- cross-posted to:
- technews
- cross-posted to:
- technews
The article discusses expectations for smart home announcements at the upcoming IFA tech show in Berlin. While companies may unveil new smart speakers, cameras and robot vacuums, the smart home remains fragmented as the Matter interoperability standard has yet to fully deliver on integrating devices. The author argues the industry needs to provide more utility than novelty by allowing different smart devices to work together seamlessly. Examples mentioned include lights notifying users of doorbell activity or a robot vacuum taking on multiple household chores autonomously. Overall, the smart home needs solutions that are essential rather than just novel if consumers are to see the value beyond the initial cool factor.
All valid concerns, but if you really wanted to, you could roll your own home automation setup using something like a Raspberry Pi, and optionally Home Assistant, and keep it all offline so that it’s safe from hackers.
Yes, you can, but it can be a lot of effort and a lot of time spent researching and tinkering.
It’s fine if you want that to be your hobby, but it can be a heavy lift for the average person.
It’s surprisingly easy with Home Assistant.

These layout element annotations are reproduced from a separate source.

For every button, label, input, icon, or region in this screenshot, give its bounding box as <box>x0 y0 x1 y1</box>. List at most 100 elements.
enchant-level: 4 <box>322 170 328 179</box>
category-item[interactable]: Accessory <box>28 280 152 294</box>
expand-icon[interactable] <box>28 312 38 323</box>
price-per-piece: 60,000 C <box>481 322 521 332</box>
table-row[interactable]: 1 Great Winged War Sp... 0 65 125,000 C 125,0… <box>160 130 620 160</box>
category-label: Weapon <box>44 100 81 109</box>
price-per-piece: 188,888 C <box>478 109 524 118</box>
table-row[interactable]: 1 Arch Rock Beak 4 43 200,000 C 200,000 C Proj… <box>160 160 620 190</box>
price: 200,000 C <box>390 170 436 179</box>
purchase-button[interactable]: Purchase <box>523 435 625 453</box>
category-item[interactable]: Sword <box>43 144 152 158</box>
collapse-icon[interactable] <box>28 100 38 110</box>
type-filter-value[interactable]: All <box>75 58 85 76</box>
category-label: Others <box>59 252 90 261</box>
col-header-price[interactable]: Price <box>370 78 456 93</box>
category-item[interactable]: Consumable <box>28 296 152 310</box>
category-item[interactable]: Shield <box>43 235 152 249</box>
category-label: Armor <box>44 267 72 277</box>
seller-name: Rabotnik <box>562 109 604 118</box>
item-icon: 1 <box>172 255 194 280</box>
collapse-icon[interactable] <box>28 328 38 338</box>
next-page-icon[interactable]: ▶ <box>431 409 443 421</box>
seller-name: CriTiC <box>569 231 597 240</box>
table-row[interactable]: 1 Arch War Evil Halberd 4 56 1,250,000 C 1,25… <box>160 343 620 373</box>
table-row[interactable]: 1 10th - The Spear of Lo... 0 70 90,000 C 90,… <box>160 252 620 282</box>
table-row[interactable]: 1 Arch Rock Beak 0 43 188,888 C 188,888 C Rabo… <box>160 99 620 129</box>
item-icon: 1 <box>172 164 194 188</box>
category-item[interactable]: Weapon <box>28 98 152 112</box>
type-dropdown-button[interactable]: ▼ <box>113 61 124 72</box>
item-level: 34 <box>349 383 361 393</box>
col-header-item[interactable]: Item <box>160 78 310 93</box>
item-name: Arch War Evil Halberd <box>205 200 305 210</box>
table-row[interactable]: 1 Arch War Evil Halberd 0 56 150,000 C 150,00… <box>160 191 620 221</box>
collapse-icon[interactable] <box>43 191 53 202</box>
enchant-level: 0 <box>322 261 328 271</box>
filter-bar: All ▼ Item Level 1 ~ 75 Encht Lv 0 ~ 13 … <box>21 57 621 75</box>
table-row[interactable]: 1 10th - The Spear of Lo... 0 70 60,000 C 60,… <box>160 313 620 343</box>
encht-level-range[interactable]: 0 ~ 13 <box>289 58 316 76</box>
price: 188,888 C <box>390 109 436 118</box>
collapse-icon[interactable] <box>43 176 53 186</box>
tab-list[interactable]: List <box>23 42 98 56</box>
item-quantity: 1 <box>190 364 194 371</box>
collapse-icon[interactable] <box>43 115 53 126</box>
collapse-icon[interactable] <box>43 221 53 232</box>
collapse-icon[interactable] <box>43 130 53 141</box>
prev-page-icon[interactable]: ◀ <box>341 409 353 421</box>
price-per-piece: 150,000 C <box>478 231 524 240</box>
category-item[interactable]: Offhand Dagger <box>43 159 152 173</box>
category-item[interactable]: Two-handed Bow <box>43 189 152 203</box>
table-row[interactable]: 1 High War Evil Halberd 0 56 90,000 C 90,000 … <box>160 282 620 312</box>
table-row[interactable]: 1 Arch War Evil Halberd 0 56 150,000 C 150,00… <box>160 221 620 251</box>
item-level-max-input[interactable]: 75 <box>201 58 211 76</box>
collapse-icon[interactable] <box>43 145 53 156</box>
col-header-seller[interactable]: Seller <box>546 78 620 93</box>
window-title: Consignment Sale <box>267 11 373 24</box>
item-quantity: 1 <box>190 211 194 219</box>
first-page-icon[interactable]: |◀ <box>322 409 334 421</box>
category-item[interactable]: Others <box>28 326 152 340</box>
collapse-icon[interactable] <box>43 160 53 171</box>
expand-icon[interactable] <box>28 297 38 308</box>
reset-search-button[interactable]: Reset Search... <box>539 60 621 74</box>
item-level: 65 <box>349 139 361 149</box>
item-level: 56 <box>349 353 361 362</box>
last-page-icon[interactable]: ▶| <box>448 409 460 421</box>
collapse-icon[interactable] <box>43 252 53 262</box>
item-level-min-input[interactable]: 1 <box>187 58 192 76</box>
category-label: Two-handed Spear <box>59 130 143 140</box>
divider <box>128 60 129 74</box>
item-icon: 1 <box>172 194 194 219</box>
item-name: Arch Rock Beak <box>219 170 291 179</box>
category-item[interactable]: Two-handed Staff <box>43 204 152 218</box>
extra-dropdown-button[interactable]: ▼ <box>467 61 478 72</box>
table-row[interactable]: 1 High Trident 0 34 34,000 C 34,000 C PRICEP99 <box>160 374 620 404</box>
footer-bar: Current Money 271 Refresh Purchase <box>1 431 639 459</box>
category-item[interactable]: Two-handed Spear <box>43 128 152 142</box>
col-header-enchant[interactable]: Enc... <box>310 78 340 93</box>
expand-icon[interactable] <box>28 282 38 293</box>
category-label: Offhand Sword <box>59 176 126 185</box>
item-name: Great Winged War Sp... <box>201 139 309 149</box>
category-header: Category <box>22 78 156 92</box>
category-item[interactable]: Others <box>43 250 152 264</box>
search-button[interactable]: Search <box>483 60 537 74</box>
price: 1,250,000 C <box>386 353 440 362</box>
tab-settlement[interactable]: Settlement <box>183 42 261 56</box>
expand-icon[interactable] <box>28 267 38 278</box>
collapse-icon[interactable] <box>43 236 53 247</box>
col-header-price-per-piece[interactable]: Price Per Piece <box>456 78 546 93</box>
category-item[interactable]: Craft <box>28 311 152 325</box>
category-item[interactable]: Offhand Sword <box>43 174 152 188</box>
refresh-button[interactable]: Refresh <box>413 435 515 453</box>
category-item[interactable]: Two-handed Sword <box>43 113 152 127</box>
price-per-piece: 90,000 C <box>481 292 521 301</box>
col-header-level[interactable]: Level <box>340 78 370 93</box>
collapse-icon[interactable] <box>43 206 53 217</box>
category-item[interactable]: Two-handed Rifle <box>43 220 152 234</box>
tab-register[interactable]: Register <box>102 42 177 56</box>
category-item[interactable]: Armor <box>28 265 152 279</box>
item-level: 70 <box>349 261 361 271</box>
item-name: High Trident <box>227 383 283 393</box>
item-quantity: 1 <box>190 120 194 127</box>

You really don’t need much tinkering, if any, to get the basics working quite reliably.
Maybe for a more software focused person. I found it very cryptic the couple of times I tried (and failed) to get it up and running.
I’m much more comfortable with a soldering iron than a config file.

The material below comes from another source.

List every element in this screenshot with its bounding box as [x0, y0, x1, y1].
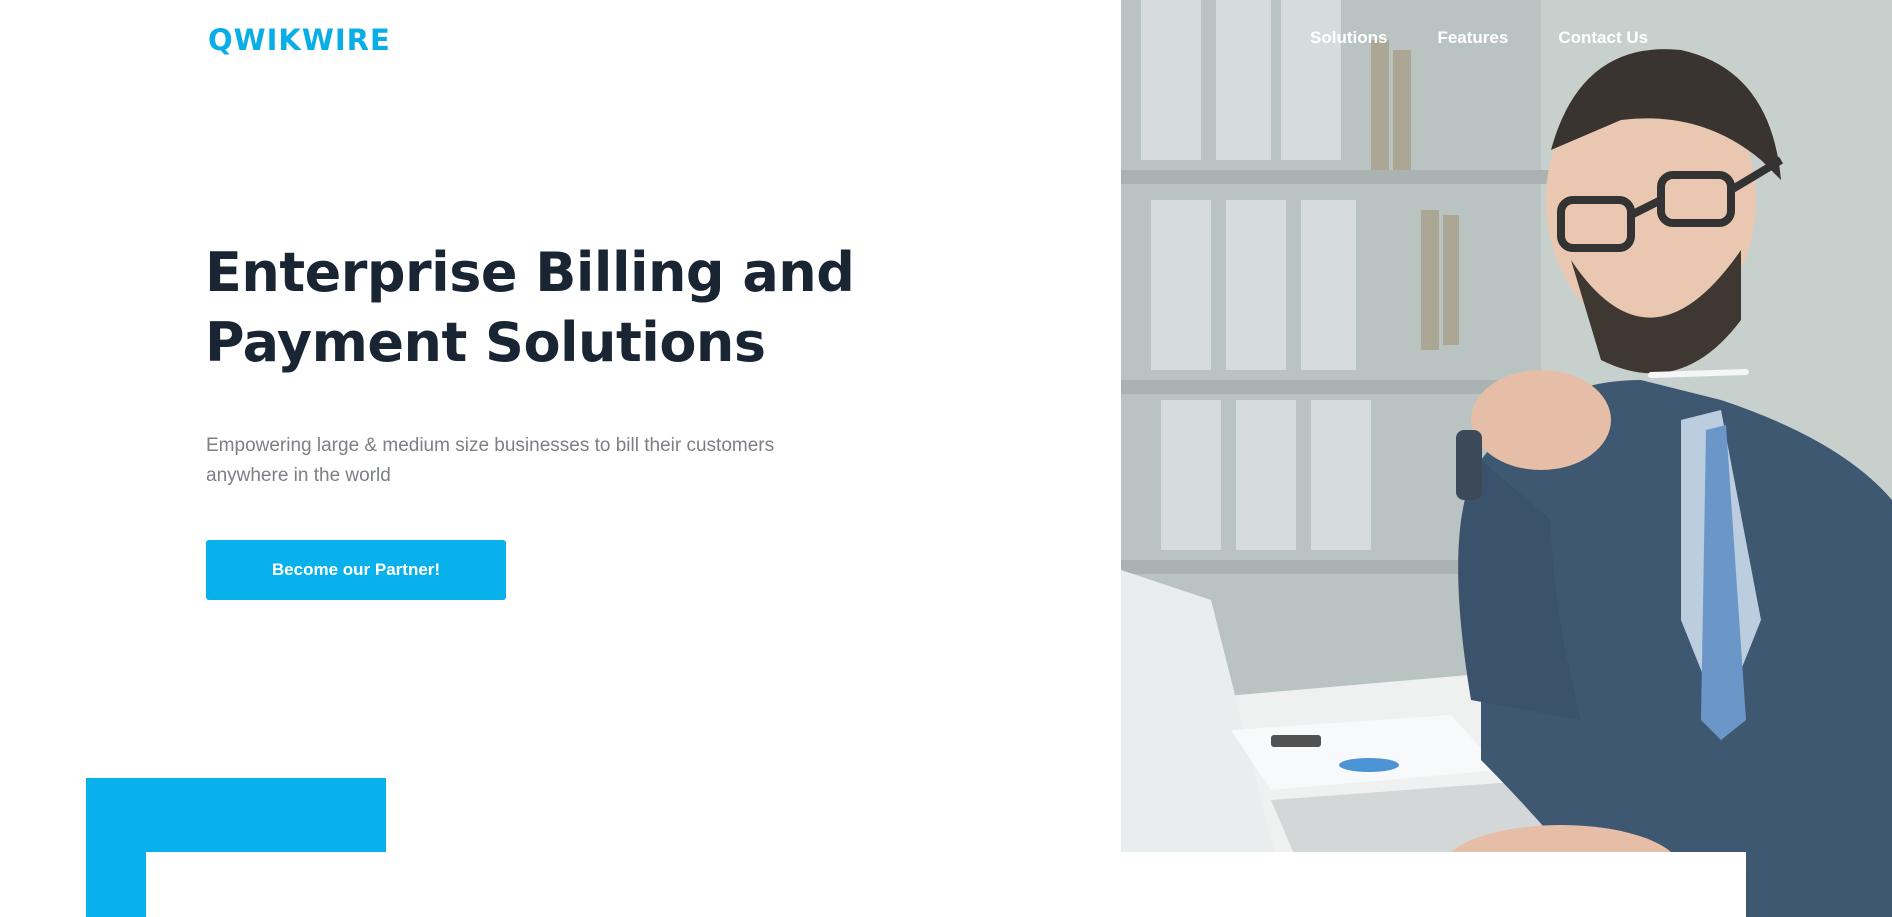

You may want to give it another shot. They’ve been working pretty hard to move away from config files - much more is done via the GUI these days to make things more user-friendly.

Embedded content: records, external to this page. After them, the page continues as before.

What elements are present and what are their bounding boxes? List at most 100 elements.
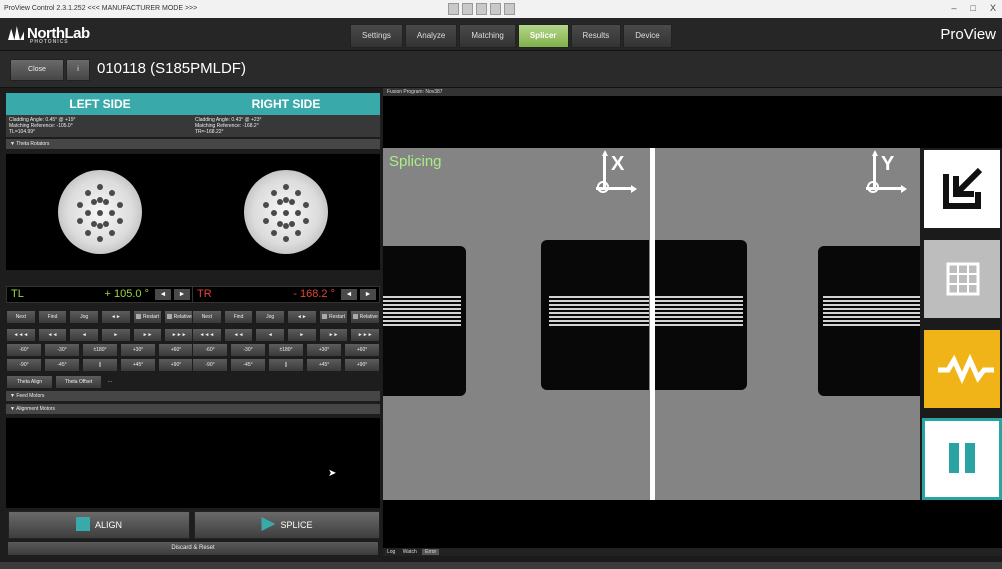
fiber-strand-line: [383, 312, 461, 314]
rotator-control-button[interactable]: ◄◄: [37, 328, 68, 342]
view-side-buttons: [922, 148, 1002, 500]
rotator-control-button[interactable]: -90°: [6, 358, 42, 372]
discard-reset-button[interactable]: Discard & Reset: [8, 542, 378, 555]
signal-graph-button[interactable]: [922, 328, 1002, 410]
rotator-control-button[interactable]: +90°: [158, 358, 194, 372]
rotator-control-button[interactable]: ◄◄: [223, 328, 254, 342]
rotator-control-button[interactable]: -60°: [6, 343, 42, 357]
tab-log[interactable]: Log: [387, 549, 395, 555]
close-program-button[interactable]: Close: [10, 59, 64, 81]
rotator-control-button[interactable]: ►: [101, 328, 131, 342]
rotator-control-button[interactable]: Jog: [69, 310, 100, 324]
rotator-control-button[interactable]: +45°: [120, 358, 156, 372]
rotator-control-button[interactable]: ◄►: [287, 310, 317, 324]
rotator-control-button[interactable]: Restart: [132, 310, 163, 324]
rotator-control-button[interactable]: ||: [268, 358, 304, 372]
rotator-control-button[interactable]: ±180°: [82, 343, 118, 357]
theta-rotators-section[interactable]: ▼ Theta Rotators: [6, 139, 380, 149]
fiber-strand-line: [823, 304, 920, 306]
rotator-control-button[interactable]: Restart: [318, 310, 349, 324]
rotator-control-button[interactable]: Relative: [164, 310, 195, 324]
close-window-button[interactable]: X: [990, 3, 996, 13]
splice-button[interactable]: SPLICE: [194, 511, 380, 539]
fiber-core: [289, 199, 295, 205]
tab-matching[interactable]: Matching: [459, 24, 516, 48]
checkbox-icon[interactable]: [321, 314, 327, 319]
rotator-control-button[interactable]: +30°: [306, 343, 342, 357]
rotator-control-button[interactable]: Jog: [255, 310, 286, 324]
proview-brand: ProView: [940, 26, 996, 43]
rotator-control-button[interactable]: ◄◄◄: [6, 328, 36, 342]
rotator-control-button[interactable]: +60°: [344, 343, 380, 357]
tab-settings[interactable]: Settings: [350, 24, 403, 48]
right-side-info: Cladding Angle: 0.43° @ +23° Matching Re…: [192, 115, 380, 137]
rotator-control-button[interactable]: Relative: [350, 310, 381, 324]
right-theta-readout: TR - 168.2 ° ◄ ►: [192, 286, 380, 303]
tab-device[interactable]: Device: [623, 24, 672, 48]
rotate-right-button[interactable]: ►: [174, 289, 190, 300]
rotate-left-button[interactable]: ◄: [341, 289, 357, 300]
pause-button[interactable]: [922, 418, 1002, 500]
grid-view-button[interactable]: [922, 238, 1002, 320]
rotator-control-button[interactable]: Find: [37, 310, 68, 324]
tab-watch[interactable]: Watch: [403, 549, 417, 555]
rotator-control-button[interactable]: ◄: [69, 328, 100, 342]
rotator-control-button[interactable]: ±180°: [268, 343, 304, 357]
fiber-strand-line: [549, 312, 649, 314]
rotator-control-button[interactable]: ►: [287, 328, 317, 342]
checkbox-icon[interactable]: [166, 314, 172, 319]
rotator-control-button[interactable]: +45°: [306, 358, 342, 372]
alignment-motors-section[interactable]: ▼ Alignment Motors: [6, 404, 380, 414]
rotate-left-button[interactable]: ◄: [155, 289, 171, 300]
toolbar-icon[interactable]: [504, 3, 515, 15]
x-axis-icon: X: [593, 150, 641, 200]
rotator-control-button[interactable]: ◄: [255, 328, 286, 342]
checkbox-icon[interactable]: [352, 314, 358, 319]
checkbox-icon[interactable]: [135, 314, 141, 319]
rotator-control-button[interactable]: ►►: [132, 328, 163, 342]
toolbar-icon[interactable]: [490, 3, 501, 15]
toolbar-icon[interactable]: [448, 3, 459, 15]
rotator-control-button[interactable]: Next: [192, 310, 222, 324]
rotator-control-button[interactable]: ◄◄◄: [192, 328, 222, 342]
tab-results[interactable]: Results: [570, 24, 622, 48]
tab-analyze[interactable]: Analyze: [404, 24, 458, 48]
rotator-control-button[interactable]: -90°: [192, 358, 228, 372]
toolbar-icon[interactable]: [462, 3, 473, 15]
export-view-button[interactable]: [922, 148, 1002, 230]
toolbar-icon[interactable]: [476, 3, 487, 15]
rotator-control-button[interactable]: ►►: [318, 328, 349, 342]
rotator-control-button[interactable]: -45°: [230, 358, 266, 372]
rotator-control-button[interactable]: ||: [82, 358, 118, 372]
rotator-control-button[interactable]: +30°: [120, 343, 156, 357]
more-button[interactable]: ...: [104, 375, 116, 389]
rotator-control-button[interactable]: Next: [6, 310, 36, 324]
fiber-strand-line: [655, 296, 743, 298]
fiber-core: [117, 218, 123, 224]
minimize-button[interactable]: –: [952, 3, 957, 13]
maximize-button[interactable]: □: [971, 3, 976, 13]
tab-error[interactable]: Error: [422, 549, 440, 555]
fiber-camera-view[interactable]: Splicing X Y: [383, 148, 920, 500]
program-title: 010118 (S185PMLDF): [97, 60, 246, 77]
rotator-control-button[interactable]: -60°: [192, 343, 228, 357]
rotator-control-button[interactable]: ◄►: [101, 310, 131, 324]
rotate-right-button[interactable]: ►: [360, 289, 376, 300]
fiber-core: [283, 210, 289, 216]
rotator-control-button[interactable]: +90°: [344, 358, 380, 372]
rotator-control-button[interactable]: ►►►: [164, 328, 195, 342]
theta-offset-button[interactable]: Theta Offset: [55, 375, 102, 389]
tab-splicer[interactable]: Splicer: [517, 24, 569, 48]
feed-motors-section[interactable]: ▼ Feed Motors: [6, 391, 380, 401]
rotator-control-button[interactable]: -30°: [230, 343, 266, 357]
rotator-control-button[interactable]: ►►►: [350, 328, 381, 342]
rotator-control-button[interactable]: +60°: [158, 343, 194, 357]
rotator-control-button[interactable]: -45°: [44, 358, 80, 372]
align-button[interactable]: ALIGN: [8, 511, 190, 539]
program-info-button[interactable]: i: [66, 59, 90, 81]
fiber-core: [283, 223, 289, 229]
program-bar: Close i 010118 (S185PMLDF): [0, 51, 1002, 88]
rotator-control-button[interactable]: -30°: [44, 343, 80, 357]
theta-align-button[interactable]: Theta Align: [6, 375, 53, 389]
rotator-control-button[interactable]: Find: [223, 310, 254, 324]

The devs have also really been focusing on voice this year as well - it’s been really interesting to see what they come up with. A few releases back, they released an update that allows you to give voice commands to HA via a landline phone hooked up to a $30 VoIP box. There is also support now for Espressif’s new “S3-Box” devices, which have small screens, a speaker and a few microphones for under $50 - this does require messing with yaml files at this point, but I should be able to finally ditch my Echos soon!
It’s easy for techies like us, yeah. If we don’t want to go too advanced with the automation stuff. I wouldn’t even dare ask my mum to set up her own stuff, even if she begged me for it. It’s techie-friendly. Not user-friendly (yet).
I ran it for a little while, but it was too much work to set up what I ultimately wanted it to do. On top of that I don’t want to have touch it after I set it up. I use a lot of dumb motion sensors instead. Not the best solution sometimes, but better than having constant downtime at the worst time.
Good point. I was assuming that “smart home” integration would require an internet connection, but that doesn’t have to be the case. Thank you for clarifying that!